🤖 AI Summary
This work addresses the inefficiency and severe resource waste in mapping GPU parallel threads onto non-rectangular computational domains. For the first time, it leverages the symbolic reasoning and in-context learning capabilities of locally deployed open-source large language models (LLMs) to automatically synthesize exact O(1) and O(log N) thread mapping functions, replacing traditional manual derivation. The proposed approach significantly outperforms existing symbolic regression techniques on complex 2D/3D and fractal domains, while also revealing current LLMs’ limitations in highly recursive 3D fractal reasoning. Experimental results demonstrate that the generated block-waste-free analytical kernel functions achieve up to a 4,833× speedup and a 2,890× reduction in energy consumption under real GPU workloads, confirming their breakthrough advantages in both performance and energy efficiency.
📝 Abstract
Mapping parallel threads onto non-box-shaped domains is a known challenge in GPU computing that, if done efficiently, can prevent severe performance penalties from allocating unnecessary computational resources. Currently, achieving this optimal efficiency requires significant analytical human time and effort to manually derive bespoke mapping functions for each specific geometry. This work introduces a novel approach leveraging the symbolic reasoning capabilities of Large Language Models (LLMs) to automate this mathematical derivation process entirely through in-context learning.

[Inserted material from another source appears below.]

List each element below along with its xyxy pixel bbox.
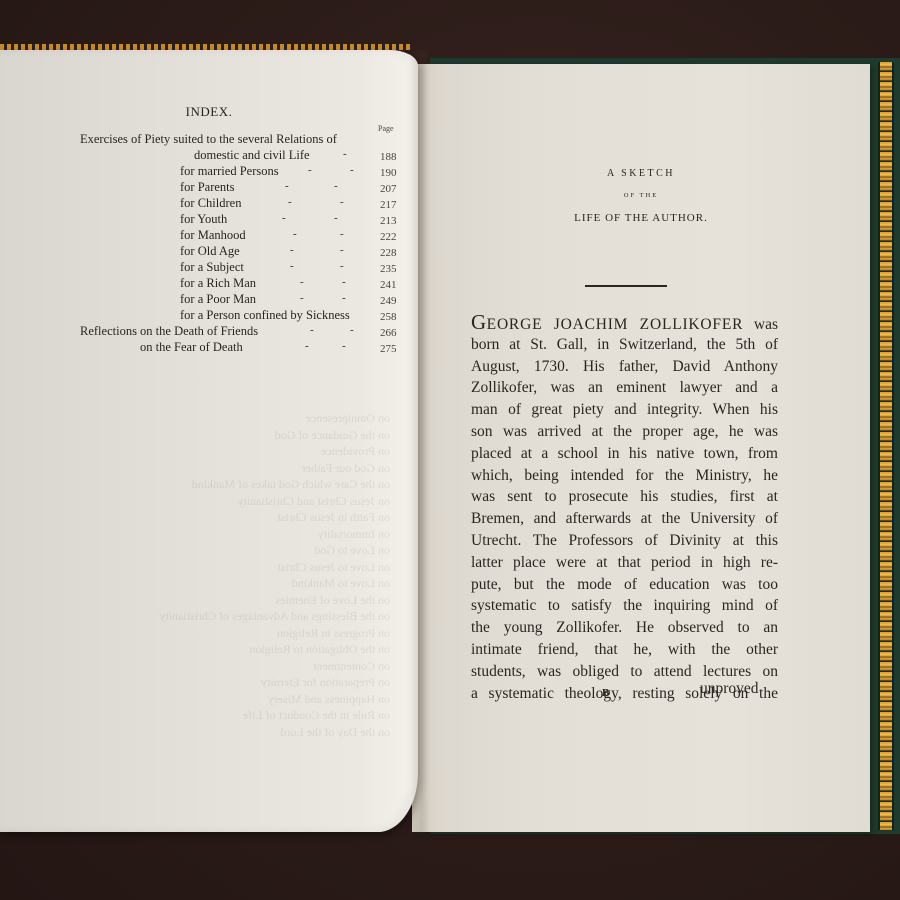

Focusing on state-of-the-art open-weights models, we conducted a rigorous comparative analysis across spatial domains of increasing complexity. Our results demonstrate that modern local LLMs successfully infer exact O(1) and O(log N) mapping equations for complex 2D/3D dense domains and 2D fractals, vastly outperforming traditional symbolic regression methods which systematically failed at this discrete task. Crucially, we profile the energetic viability of this approach on high-performance infrastructure, drawing a clear distinction between the code-generation and execution phases. While the one-time inference of the equation incurs a high energy penalty -- particularly for reasoning-focused models like DeepSeek-R1 -- this is a single upfront investment. Once integrated, the generated analytical kernels eliminate block waste entirely, yielding massive repeated energy and time savings (e.g., up to 4833x speedup and 2890x energy reduction) during actual GPU workloads. Finally, we identify a current "reasoning ceiling" when these models face highly recursive 3D fractals tested in this work (e.g., the Menger Sponge). This limitation establishes a clear benchmark for the maturity of open-weight architectures, charting a viable and sovereign path toward fully automated, energy-efficient GPU resource optimization.